Unless the boat is awfully soft and flexible or it's badly supported (like sitting upright in the back of a pickup truck with a good portion hanging off in space, or with it's weight being concentrated on a couple of small bunks against the hull buttom) I can't see the trailer causing the problem. In any case, having it sit on the gunwale structure has the best chance to spread strain out over a large area when trailering and generous padding certainly never hurts.
There really isn't a single, perfect layup in terms of glass weight. Bigger boats benefit from heavier glass than small boats need and wide boats may well need more glass weight than narrow ones to generate adequate bottom stiffness. If we're talking about regular, common weaves of fiberglass cloth and boats in the 15'-18' range, I've always had good luck with a full layer of 6 oz. inside and out with a second layer over the bottom, both inside and out (both layers applied at once with the "bilge-cookie" partial layer next to the wood core). It doesn't make an ultralight boat, but is usually lighter than most other canoe materials and has enough durability to survive hitting that occasional hidden rock with little more than a scratch to show for it. On really big canoes, I've used up to ten ounce cloth (doubled on the bottom) with half-ribs glassed into the bottom to keep bounce down. Solo boats, racing canoes and little boats like Wee Lassies can also use the "standard" six-ounce, double-bottomed layup, but you can save some weight by going to lighter fabric. This does come at a durability price though, so the builder needs to be a little more careful with those lighter boats.
You also want to minimize bounce. There is nothing wrong with a little flex if you hit something (though stripper construction in general doesn't make particularly flexible hulls) but hull flex and bottom bounce in open water is bad. Every time a hull flexes or bounces, fibers are stressed, stretched and/or broken - both glass fibers and wood fibers. They don't grow back. Each time the hull bounces or flexes, a few more die and the hull gets a little bit softer (and more prone to more bouncing). The old fiberglass whitewater kayaks were a great example of flex damage. When you would slide over a rock or ledge, the area right under the seat (where your weight was concentrated) really got flexed inward big-time.

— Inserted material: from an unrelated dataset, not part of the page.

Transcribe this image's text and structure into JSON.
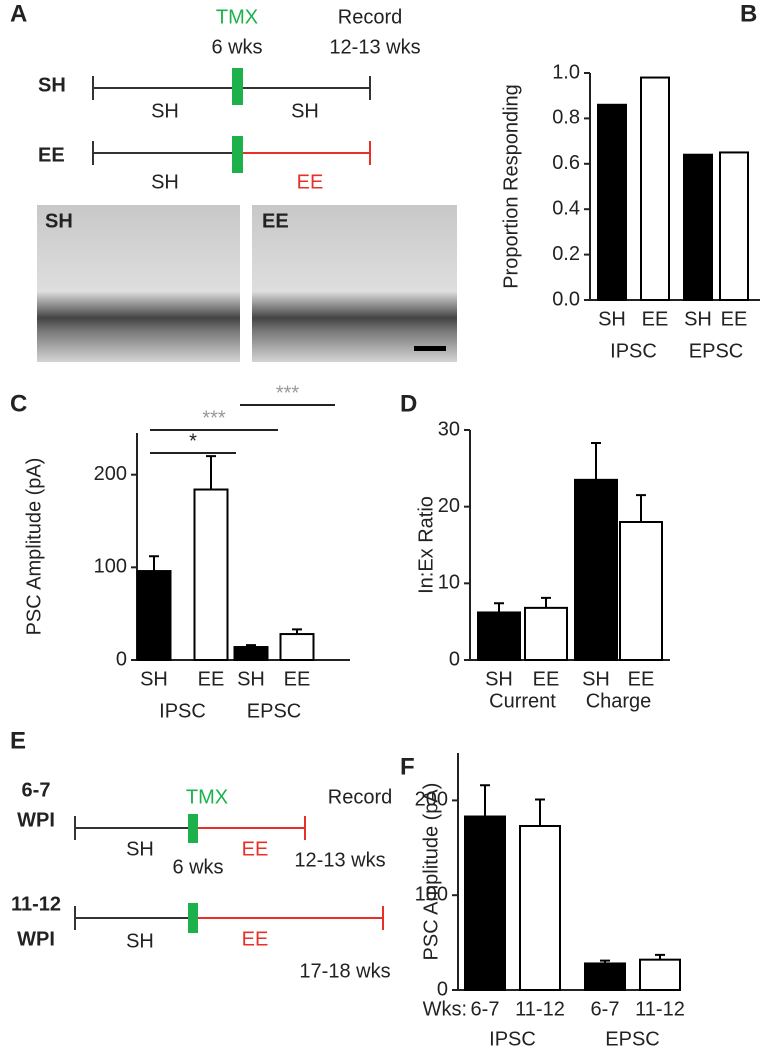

After a couple seasons of shallow water boating you would have to go in and add extra layers of glass on the inside of the hull under the seat, because the area had become so soft from repeated flex and the resultant fiber damage.
No matter what weight/durability range you're shooting for with your stripper, you need enough hull stiffnes to limit bottom bounce and the damage that it will eventually almost certainly cause. Unfortunately, I don't think anybody has published any formulas for strip size and glass weight vs. boat beam, bottom shape, etc. Thicker cores are stiffer than thin cores, heavier glass weights are stiffer than lighter weights and more importantly, stronger. If the bottom does get flexed, they're more able to take it without breaking, as well as more able to limit or prevent flex in the first place. Wider, flatter bottoms are less rigid than rounder, narrower ones and may need more reinforcement, just to hold their shape. As you can see, there are a lot of variables and practice and past experience seem to be about the only way for a homebuilder to really get a feel for just how much fiberglass weight a given design will need.
Personally, I never ever use layups that are lighter on the inside of the hull. I generally match the inside and outside layers of the sandwich or in some cases, as mentioned, beef-up the inside even more. Think of your stripper hull as if it was an I-beam. Two fairly light load-bearing plates (the inner and outer glass skins) held apart by a non-compressable core (the strips). If we apply a lot of force to the underside of an I-beam, it will eventually start to break. What will likely happen is the bottom plate will bend (in compression) and the core and top plate will rupture (the core will crush and the top plate is in tension and will stretch until it breaks). Our bottom plate is just being bent, and not even that much, but the core and inner plate are being destroyed. If we then decide to save weight and we make the top plate only 2/3 as thick as the bottom plate the beam is going to break even easier. The same thing is basically true on a strip canoe with a lighter interior lay-up. Switching from 6 oz. cloth to 4 oz. cloth on the inside (top plate) reduces the ability of the boat to survive force applied from below (water pressure and/or rocks). The six oz. outside is going to get flexed or creased some, but like our I-beam's bottom plate, it gets off pretty easily. The other layers get the real stress. Other than a slight gain in fabric and filler coat thickness to possibly protect a bit better from rock abrasion, the outer layer isn't in a position to add much strength in terms of something trying to push in on the bottom. Essentially, the boat isn't much stronger than it would be with four-ounce cloth both inside and outside. It would actually be stronger inside-out with the 6 oz. forming the top plate of the I-beam. The ideal layup is probably something with more glass weight on the inside and the inside/outside cloth weight ratio would need to be coordinated with the thickness of that particular core and how far apart it spaces our top and bottom plates. Until somebody does a whol lot of work and gives us those formulas, it's generally pretty safe to match the inside and outside skins on most canoes and less safe (sometimes a lot less safe) to skimp on the inner layers.